Climbing is a comprehensive workout that engages multiple muscle groups across the body. Arms, legs, back, and core are all put to work constantly, ensuring a balanced development of strength. This full-body engagement not only enhances muscle tone but also improves overall physical endurance and flexibility.
Remember, your strength-to-weight ratio is the key performance factor in your climbing prowess. Developing muscle strength is often more beneficial than merely focusing on weight loss, unless you’re currently living at an unhealthy weight (i.e. clinically obese).
If you are looking to lose weight for health reasons, climbing can certainly help, but you have to recognize that diet, not exercise, is the leading factor in weight loss.
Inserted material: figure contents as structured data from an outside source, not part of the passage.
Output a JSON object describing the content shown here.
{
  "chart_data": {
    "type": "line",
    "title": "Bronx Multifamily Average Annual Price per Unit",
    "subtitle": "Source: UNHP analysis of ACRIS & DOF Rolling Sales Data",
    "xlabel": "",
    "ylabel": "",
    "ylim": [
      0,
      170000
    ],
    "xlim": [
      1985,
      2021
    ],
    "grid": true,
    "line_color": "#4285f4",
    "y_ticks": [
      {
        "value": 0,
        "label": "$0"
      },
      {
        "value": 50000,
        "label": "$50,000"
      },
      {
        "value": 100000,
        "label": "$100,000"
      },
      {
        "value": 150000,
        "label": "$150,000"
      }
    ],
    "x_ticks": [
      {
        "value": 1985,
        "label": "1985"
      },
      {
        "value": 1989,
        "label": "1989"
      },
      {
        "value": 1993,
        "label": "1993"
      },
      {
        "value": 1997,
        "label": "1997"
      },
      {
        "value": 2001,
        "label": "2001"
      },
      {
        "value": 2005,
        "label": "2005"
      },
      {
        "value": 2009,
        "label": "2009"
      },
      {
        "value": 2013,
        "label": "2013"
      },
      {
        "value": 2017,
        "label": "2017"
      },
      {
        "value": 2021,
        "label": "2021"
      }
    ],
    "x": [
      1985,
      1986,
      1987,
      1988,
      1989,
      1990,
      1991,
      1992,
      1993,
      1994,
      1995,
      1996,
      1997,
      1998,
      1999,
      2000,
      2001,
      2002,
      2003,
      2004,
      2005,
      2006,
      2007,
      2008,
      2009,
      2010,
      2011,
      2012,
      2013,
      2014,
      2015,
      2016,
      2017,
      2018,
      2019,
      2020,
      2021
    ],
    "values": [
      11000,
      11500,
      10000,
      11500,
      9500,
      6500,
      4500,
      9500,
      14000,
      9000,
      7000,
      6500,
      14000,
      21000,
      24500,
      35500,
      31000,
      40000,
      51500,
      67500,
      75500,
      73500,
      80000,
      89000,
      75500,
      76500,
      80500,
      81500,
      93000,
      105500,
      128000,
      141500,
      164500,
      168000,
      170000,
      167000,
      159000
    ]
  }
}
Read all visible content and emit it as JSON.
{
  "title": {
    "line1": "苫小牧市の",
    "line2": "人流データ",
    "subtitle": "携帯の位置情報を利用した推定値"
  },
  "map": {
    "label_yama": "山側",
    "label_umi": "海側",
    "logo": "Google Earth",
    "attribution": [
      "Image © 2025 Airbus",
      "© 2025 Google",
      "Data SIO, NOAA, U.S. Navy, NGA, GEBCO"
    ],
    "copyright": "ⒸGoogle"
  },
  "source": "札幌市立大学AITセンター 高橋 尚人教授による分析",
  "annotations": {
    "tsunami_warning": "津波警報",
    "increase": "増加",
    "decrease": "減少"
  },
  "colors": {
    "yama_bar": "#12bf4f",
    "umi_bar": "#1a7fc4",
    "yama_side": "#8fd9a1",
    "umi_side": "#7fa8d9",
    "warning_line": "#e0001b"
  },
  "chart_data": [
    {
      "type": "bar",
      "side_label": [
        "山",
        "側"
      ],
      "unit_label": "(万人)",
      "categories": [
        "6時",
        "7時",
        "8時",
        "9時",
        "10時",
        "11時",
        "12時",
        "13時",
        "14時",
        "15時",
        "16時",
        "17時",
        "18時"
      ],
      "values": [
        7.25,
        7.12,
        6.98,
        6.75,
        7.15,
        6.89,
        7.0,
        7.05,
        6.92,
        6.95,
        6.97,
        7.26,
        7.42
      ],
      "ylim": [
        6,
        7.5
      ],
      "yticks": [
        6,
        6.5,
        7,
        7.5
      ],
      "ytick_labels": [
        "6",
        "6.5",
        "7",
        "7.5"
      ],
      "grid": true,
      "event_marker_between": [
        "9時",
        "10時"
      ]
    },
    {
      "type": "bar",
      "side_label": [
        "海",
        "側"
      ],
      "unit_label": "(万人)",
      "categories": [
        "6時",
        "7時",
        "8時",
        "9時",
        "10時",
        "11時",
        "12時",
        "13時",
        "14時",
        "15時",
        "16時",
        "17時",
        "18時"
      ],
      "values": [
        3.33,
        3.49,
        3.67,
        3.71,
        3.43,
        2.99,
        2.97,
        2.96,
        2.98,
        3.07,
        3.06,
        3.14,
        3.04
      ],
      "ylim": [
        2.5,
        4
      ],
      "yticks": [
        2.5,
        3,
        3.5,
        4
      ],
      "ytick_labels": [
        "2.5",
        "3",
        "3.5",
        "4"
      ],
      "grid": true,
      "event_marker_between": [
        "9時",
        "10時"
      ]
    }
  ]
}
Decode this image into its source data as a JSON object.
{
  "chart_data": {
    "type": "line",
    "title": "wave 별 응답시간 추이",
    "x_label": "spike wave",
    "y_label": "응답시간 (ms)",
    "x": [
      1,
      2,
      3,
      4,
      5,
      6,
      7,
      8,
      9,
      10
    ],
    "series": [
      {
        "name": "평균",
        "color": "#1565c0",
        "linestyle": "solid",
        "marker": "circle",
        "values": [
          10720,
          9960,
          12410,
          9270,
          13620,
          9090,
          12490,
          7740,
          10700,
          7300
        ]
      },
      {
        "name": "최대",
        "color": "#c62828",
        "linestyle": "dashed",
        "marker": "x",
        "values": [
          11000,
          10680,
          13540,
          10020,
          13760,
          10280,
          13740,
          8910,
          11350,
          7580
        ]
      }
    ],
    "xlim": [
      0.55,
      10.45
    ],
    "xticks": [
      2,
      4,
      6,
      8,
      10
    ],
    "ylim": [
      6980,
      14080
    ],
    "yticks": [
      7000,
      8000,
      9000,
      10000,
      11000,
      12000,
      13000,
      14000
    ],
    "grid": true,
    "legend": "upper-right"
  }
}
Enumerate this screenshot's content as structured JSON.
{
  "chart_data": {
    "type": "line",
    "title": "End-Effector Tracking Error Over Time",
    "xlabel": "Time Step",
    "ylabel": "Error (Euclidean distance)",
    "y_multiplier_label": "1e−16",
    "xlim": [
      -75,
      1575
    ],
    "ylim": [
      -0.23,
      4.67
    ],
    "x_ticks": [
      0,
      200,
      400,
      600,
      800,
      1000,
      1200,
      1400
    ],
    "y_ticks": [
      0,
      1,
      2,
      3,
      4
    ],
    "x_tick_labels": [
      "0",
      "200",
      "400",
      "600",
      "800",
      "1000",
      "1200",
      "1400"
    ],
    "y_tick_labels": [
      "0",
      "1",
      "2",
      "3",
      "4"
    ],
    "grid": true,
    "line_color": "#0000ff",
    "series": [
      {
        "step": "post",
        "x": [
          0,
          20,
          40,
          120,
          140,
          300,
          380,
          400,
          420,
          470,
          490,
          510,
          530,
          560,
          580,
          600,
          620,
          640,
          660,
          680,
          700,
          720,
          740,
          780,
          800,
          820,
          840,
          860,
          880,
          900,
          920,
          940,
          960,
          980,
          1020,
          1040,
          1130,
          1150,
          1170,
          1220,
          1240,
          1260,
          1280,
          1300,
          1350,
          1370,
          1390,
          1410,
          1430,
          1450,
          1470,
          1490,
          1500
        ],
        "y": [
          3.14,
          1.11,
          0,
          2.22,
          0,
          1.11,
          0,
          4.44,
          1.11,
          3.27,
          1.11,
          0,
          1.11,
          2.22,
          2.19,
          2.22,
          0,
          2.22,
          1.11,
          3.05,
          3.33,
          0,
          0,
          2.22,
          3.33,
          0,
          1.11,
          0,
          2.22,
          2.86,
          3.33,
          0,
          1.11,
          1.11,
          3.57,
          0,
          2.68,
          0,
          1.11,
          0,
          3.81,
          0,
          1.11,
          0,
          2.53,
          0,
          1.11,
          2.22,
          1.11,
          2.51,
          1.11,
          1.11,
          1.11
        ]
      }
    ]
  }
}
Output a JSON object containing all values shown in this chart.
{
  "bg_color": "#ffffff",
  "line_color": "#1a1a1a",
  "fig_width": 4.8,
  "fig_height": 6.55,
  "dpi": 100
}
Focusing on constructing a sustainable, healthy diet plan with a professional dietician (and sticking to it!) is the fastest and healthiest way to lose weight.
It’s important to remember that physical activities like climbing should be approached with a mindset of self-care and positivity. Focusing solely on weight loss as you jump into rock climbing can overshadow the many other benefits of the sport, including improved mental health, increased strength, and the joy of being part of a vibrant community.
Climbing is about celebrating what your body can do, not just how it looks. It’s about challenging yourself, overcoming obstacles, and enjoying the journey, not just the destination.
Embrace climbing for the plethora of benefits it offers. It’s a journey towards better health, a stronger body, and a more focused mind, all wrapped up in an exhilarating and supportive environment.
Above all else, remember that maintaining a healthy weight is far more important than being a strong climber. Overall health should always come first and climbing performance second. If you keep this in mind, you’re sure to improve your climbing ability along the way!